Professional Bamboo Ebony Quena in G by Angel Sampedro -Un Mundo de Bambu
- 4 circumference sizes available: Small less than 0.7 inches, Medium (0.7-0.75 inches), Large with tube circumference more than 0.75 inches, and Extra Large at least with 0.8 inches.
- Small size ideal for beginners and those who want to achieve octaves with ease. Large circumference quena ideal for robust players who desire more sonority and modulation.
- Mouthpiece made of Ebony hardwood inlay and cut at angle to allow best airflow.
- Lacquered to protect instrument.
- Precise tuning (440 Hz).
- VIDEOS (see bottom of page) and SOUND SAMPLES
This quena is handcrafted using the best bamboo (Pleioblastus simonii) and Ebony. It is tuned using Tune!It software to guarantee professional sound. The mouthpiece is cut at an angle to allow for the best acoustics. This quena flute has an internal circumference of approximately 0.65 to 0.75 inches in order to obtain greater sonority for lower notes. Its mouthpiece is made of Ebony, a very hard wood, which allows for best airflow.
Flute maker: Angel Sampedro del Rio lives in Argentina and has been making bamboo instruments since 1985. Angel has been a member and secretary of the Argentine Association of Instrument Makers and has won numerous awards. Throughout his career he has participated in a number of expos and has written articles and collaborated in acoustic instrument research.
How is this quena tuned?

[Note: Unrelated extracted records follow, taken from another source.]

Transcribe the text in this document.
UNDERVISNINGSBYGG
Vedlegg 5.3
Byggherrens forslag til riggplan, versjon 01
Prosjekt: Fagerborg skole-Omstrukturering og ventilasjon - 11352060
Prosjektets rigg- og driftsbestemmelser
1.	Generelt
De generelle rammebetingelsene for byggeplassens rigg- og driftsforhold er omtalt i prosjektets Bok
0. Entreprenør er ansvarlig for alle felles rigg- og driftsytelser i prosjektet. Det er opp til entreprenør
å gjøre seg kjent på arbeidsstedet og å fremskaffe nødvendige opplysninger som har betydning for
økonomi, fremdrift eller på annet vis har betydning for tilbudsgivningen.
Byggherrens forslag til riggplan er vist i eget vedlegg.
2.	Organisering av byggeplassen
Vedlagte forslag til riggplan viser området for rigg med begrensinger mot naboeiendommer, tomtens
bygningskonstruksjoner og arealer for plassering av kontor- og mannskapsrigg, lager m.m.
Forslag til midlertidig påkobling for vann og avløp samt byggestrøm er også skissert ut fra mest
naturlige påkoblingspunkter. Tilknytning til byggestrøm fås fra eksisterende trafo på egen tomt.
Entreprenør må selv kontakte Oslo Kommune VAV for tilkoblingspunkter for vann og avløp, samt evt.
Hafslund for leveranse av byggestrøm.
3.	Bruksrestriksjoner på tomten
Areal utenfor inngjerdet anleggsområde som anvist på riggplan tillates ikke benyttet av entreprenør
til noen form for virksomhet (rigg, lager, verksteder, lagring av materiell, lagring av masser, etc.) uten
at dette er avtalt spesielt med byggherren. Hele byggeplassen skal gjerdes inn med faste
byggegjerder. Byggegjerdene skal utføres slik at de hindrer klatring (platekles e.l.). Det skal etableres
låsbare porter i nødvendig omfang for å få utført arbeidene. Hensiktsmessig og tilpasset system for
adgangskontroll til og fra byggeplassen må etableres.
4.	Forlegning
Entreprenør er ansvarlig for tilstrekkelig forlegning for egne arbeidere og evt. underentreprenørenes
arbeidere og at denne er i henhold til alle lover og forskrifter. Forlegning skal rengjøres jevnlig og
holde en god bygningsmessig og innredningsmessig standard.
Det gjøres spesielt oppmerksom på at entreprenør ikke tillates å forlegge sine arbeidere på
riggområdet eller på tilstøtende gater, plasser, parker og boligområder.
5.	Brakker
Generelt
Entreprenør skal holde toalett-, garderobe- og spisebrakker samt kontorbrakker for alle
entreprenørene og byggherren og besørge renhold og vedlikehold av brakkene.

Quenas meant for professional use are tuned up at a "saturated blowing point, " that is, just before switching to the second octave. The reason is that if I tune them at a lower blowing point, a professional quena player could play it and say it's out of tune. An out-of-tune quena can't be fixed or fixing it is complex, while a quena that feels somewhat low can be corrected with practice. Now, it's worth noting that this isn't a defect in the quena; the same thing happens to metal flutes, not to mention the shakuhachi. It's most probable that when you start playing you get a "low" tuning, that is, a quena pitch that is a bit low. This depends on your embouchure (how you place your lips and blow the quena), and you usually solve this by opening the embouchure. You would try to move the "U" and the edge of the mouthpiece away from your lips. At that position, the instrument has the right body and volume. It is also possible to tune it up by blowing faster. This doesn't mean you blow out more air, but blowing at a greater speed. Both of these things can take several days to master.